MultiGetRequest请求会被KVCommandProcessor所处理,KVCommandProcessor里会根据请求的magic方法返回值来判断是用什么方式来进行处理。我们这里会调用到DefaultRegionKVService的handleMultiGetRequest方法中处理请求。

public void handleMultiGetRequest(final MultiGetRequest request,
                                  final RequestProcessClosure<BaseRequest, BaseResponse<?>> closure) {
    final MultiGetResponse response = new MultiGetResponse();
    response.setRegionId(getRegionId());
    response.setRegionEpoch(getRegionEpoch());
    try {
        KVParameterRequires.requireSameEpoch(request, getRegionEpoch());
        final List<byte[]> keys = KVParameterRequires.requireNonEmpty(request.getKeys(), "multiGet.keys");
        //调用MetricsRawKVStore的multiGet方法
        this.rawKVStore.multiGet(keys, request.isReadOnlySafe(), new BaseKVStoreClosure() {

            @SuppressWarnings("unchecked")
            @Override
            public void run(final Status status) {
                if (status.isOk()) {
                    response.setValue((Map<ByteArray, byte[]>) getData());
                } else {
                    setFailure(request, response, status, getError());
                }
                closure.sendResponse(response);
            }
        });
    } catch (final Throwable t) {
        LOG.error("Failed to handle: {}, {}.", request, StackTraceUtil.stackTrace(t));
        response.setError(Errors.forException(t));
        closure.sendResponse(response);
    }
}

handleMultiGetRequest方法会调用MetricsRawKVStore的multiGet方法来批量获取数据。

MetricsRawKVStore#multiGet

public void multiGet(final List<byte[]> keys, final boolean readOnlySafe, final KVStoreClosure closure) {
    //实例化MetricsKVClosureAdapter对象
    final KVStoreClosure c = metricsAdapter(closure, MULTI_GET, keys.size(), 0);
    //调用RaftRawKVStore的multiGet方法
    this.rawKVStore.multiGet(keys, readOnlySafe, c);
}

multiGet方法会传入一个MetricsKVClosureAdapter实例,通过这个实例实现异步回调response。
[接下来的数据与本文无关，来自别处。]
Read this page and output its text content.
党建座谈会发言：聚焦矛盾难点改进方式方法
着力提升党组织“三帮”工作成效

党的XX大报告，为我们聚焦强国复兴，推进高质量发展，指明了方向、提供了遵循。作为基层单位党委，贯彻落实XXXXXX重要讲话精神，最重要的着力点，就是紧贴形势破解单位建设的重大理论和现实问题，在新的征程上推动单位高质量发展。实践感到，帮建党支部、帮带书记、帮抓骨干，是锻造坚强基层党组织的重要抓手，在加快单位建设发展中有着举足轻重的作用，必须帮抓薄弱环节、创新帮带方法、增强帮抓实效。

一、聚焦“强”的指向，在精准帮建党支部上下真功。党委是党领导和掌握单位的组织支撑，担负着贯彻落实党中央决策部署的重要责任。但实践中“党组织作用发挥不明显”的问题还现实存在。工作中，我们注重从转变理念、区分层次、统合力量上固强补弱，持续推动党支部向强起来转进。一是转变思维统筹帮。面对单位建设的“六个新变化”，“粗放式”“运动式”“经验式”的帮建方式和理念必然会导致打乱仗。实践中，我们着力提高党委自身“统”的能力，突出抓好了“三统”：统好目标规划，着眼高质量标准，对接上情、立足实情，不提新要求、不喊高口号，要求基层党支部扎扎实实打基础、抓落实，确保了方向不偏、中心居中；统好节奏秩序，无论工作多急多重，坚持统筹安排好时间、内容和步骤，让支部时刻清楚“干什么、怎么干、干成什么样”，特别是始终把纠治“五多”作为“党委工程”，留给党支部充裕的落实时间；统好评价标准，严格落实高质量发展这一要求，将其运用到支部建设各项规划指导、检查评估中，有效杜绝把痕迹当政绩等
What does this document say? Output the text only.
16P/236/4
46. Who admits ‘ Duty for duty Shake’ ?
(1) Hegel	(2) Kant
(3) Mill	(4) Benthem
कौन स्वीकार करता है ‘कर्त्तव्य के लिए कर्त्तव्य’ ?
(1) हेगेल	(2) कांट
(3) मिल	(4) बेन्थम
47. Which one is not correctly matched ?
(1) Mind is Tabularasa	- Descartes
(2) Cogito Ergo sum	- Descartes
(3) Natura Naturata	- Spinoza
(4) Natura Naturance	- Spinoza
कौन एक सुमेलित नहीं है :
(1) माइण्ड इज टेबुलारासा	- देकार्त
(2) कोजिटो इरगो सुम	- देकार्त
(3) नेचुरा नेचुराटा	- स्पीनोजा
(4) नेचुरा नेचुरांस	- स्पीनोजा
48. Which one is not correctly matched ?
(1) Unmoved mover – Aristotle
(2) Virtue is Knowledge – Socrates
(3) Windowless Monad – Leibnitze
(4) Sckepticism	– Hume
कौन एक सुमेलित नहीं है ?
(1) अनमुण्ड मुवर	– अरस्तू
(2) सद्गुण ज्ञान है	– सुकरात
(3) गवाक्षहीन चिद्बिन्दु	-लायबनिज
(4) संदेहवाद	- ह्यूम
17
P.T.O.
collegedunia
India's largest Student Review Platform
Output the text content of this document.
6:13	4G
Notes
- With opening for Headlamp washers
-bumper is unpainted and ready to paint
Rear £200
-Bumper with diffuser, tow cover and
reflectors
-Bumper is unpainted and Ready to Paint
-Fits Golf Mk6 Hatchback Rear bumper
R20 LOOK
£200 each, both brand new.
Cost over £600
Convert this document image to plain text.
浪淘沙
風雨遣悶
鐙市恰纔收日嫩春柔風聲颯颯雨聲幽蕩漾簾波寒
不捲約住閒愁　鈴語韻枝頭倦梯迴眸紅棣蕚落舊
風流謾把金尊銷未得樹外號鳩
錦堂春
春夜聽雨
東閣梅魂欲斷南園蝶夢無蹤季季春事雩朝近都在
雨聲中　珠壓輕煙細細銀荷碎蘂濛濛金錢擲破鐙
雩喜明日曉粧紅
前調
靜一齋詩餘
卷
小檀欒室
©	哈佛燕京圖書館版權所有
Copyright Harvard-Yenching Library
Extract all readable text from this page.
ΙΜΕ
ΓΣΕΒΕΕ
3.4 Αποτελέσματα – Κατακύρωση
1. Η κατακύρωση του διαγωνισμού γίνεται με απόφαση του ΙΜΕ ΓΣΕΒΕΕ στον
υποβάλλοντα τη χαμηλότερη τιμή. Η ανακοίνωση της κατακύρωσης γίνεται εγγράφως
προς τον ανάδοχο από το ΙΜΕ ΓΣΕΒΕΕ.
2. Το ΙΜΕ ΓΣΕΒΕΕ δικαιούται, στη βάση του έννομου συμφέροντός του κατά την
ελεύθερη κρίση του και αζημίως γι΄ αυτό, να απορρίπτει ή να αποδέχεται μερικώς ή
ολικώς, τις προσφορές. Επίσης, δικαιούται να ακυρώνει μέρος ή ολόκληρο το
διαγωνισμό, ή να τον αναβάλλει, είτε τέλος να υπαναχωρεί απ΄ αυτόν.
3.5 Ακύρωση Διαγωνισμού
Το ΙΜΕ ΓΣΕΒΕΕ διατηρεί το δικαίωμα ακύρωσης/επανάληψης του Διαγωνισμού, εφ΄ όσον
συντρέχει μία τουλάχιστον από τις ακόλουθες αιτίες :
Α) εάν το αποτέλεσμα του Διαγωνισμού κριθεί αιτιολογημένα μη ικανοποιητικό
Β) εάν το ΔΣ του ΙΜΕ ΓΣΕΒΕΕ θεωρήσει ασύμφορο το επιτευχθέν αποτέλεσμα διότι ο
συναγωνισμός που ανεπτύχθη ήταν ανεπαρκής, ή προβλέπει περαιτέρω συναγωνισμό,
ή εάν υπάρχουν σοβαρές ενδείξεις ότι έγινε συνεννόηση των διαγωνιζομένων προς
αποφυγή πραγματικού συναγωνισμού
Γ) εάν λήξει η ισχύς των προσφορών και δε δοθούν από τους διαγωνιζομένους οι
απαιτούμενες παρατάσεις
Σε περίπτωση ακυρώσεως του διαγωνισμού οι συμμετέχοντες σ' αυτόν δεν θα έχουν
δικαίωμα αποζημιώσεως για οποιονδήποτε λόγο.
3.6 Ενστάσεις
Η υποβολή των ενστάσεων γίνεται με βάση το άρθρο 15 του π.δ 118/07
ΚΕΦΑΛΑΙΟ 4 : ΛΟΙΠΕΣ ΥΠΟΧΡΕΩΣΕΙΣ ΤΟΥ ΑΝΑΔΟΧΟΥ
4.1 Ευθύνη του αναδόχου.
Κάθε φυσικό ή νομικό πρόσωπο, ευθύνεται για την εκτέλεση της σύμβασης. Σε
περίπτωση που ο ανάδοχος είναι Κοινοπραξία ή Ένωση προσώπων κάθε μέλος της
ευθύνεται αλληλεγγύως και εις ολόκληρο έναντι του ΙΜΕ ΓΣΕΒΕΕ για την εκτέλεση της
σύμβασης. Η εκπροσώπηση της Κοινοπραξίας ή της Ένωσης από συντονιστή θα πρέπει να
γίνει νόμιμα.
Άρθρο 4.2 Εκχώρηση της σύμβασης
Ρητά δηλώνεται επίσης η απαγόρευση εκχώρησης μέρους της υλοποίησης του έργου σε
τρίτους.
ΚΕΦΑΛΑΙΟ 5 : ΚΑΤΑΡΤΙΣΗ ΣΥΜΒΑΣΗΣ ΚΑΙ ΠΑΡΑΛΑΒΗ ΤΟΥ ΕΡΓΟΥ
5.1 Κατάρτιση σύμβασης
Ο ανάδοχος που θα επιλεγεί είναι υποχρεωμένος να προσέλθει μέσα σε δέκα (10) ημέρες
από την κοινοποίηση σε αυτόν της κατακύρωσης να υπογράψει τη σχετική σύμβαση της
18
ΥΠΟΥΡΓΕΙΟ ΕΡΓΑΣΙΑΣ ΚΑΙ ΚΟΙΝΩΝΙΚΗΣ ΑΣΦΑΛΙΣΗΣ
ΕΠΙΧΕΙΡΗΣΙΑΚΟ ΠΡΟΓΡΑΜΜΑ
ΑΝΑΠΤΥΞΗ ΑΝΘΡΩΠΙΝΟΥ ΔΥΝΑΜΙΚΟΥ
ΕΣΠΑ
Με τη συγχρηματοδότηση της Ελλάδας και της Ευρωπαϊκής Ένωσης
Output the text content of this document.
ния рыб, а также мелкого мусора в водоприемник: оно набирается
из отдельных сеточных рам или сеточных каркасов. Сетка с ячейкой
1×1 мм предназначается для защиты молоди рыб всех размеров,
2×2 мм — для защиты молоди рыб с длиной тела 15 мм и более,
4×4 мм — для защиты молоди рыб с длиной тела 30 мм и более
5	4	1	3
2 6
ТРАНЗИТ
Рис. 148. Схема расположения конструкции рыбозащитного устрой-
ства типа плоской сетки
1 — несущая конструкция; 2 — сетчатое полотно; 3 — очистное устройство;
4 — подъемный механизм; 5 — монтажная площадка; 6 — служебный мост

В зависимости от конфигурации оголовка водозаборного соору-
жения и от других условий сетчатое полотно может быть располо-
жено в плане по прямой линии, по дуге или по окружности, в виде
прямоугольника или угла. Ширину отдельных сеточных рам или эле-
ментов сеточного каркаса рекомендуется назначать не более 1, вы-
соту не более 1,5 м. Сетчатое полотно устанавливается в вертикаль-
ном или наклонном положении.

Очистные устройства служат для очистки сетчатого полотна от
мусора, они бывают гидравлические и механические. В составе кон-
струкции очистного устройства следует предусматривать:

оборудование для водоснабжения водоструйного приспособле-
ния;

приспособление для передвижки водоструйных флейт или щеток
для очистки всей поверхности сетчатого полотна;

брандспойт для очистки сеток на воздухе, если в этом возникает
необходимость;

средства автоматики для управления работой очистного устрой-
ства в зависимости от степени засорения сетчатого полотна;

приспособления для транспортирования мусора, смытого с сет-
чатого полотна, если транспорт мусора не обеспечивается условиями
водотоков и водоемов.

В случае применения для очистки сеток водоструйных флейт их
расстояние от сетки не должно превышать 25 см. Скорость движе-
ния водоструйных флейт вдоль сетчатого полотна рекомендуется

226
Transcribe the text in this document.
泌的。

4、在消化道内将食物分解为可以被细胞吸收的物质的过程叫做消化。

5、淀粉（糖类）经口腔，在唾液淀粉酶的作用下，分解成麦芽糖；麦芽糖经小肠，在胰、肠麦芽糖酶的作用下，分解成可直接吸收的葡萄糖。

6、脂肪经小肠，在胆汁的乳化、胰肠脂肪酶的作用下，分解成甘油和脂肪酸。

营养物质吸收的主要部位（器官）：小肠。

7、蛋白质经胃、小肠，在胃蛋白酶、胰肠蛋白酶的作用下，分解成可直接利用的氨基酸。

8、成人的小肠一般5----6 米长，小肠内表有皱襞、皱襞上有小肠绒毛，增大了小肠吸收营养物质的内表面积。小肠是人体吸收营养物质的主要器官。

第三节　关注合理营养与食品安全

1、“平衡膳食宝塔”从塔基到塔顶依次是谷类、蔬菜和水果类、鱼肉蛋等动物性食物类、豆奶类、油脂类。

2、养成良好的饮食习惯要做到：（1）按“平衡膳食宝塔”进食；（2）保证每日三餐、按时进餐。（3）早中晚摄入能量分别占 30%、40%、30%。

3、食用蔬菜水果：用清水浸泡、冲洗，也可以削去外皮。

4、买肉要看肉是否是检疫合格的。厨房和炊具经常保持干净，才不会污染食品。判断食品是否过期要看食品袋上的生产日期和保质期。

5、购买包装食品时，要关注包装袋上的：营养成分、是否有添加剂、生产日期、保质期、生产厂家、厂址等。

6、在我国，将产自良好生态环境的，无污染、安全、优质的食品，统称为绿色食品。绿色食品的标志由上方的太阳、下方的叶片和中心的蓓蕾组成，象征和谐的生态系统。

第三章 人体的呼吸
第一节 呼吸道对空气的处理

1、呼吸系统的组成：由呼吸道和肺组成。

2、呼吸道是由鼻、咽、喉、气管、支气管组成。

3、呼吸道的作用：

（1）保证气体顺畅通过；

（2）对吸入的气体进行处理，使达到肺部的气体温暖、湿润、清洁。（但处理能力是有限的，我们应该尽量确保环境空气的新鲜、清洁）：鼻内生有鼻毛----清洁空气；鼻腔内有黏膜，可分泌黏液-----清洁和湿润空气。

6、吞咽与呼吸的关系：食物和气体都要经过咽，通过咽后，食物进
然后调用RaftRawKVStore的multiGet方法。

RaftRawKVStore#multiGet

public void multiGet(final List<byte[]> keys, final boolean readOnlySafe, final KVStoreClosure closure) {
    if (!readOnlySafe) {
        this.kvStore.multiGet(keys, false, closure);
        return;
    }
    // KV 存储实现线性一致读
    // 调用 readIndex 方法,等待回调执行
    this.node.readIndex(BytesUtil.EMPTY_BYTES, new ReadIndexClosure() {

        @Override
        public void run(final Status status, final long index, final byte[] reqCtx) {
            //如果状态返回成功,
            if (status.isOk()) {
                RaftRawKVStore.this.kvStore.multiGet(keys, true, closure);
                return;
            }
            //readIndex 读取失败尝试应用键值读操作申请任务于 Leader 节点的状态机 KVStoreStateMachine
            RaftRawKVStore.this.readIndexExecutor.execute(() -> {
                if (isLeader()) {
                    LOG.warn("Fail to [multiGet] with 'ReadIndex': {}, try to applying to the state machine.",
                            status);
                    // If 'read index' read fails, try to applying to the state machine at the leader node
                    applyOperation(KVOperation.createMultiGet(keys), closure);
                } else {
                    LOG.warn("Fail to [multiGet] with 'ReadIndex': {}.", status);
                    // Client will retry to leader node
                    new KVClosureAdapter(closure, null).run(status);
                }
            });
        }
    });
}

multiGet调用node的readIndex方法进行一致性读操作,并设置回调,如果返回成功那么就直接调用RocksRawKVStore读取数据,如果返回不是成功那么申请任务于 Leader 节点的状态机 KVStoreStateMachine。

线性一致性读readIndex

所谓线性一致读,一个简单的例子是在 t1 的时刻我们写入了一个值,那么在 t1 之后,我们一定能读到这个值,不可能读到 t1 之前的旧值(想想 Java 中的 volatile 关键字,即线性一致读就是在分布式系统中实现 Java volatile 语义)。简而言之是需要在分布式环境中实现 Java volatile 语义效果,即当 Client 向集群发起写操作的请求并且获得成功响应之后,该写操作的结果要对所有后来的读请求可见。和 volatile 的区别在于 volatile 是实现线程之间的可见,而 SOFAJRaft 需要实现 Server 之间的可见。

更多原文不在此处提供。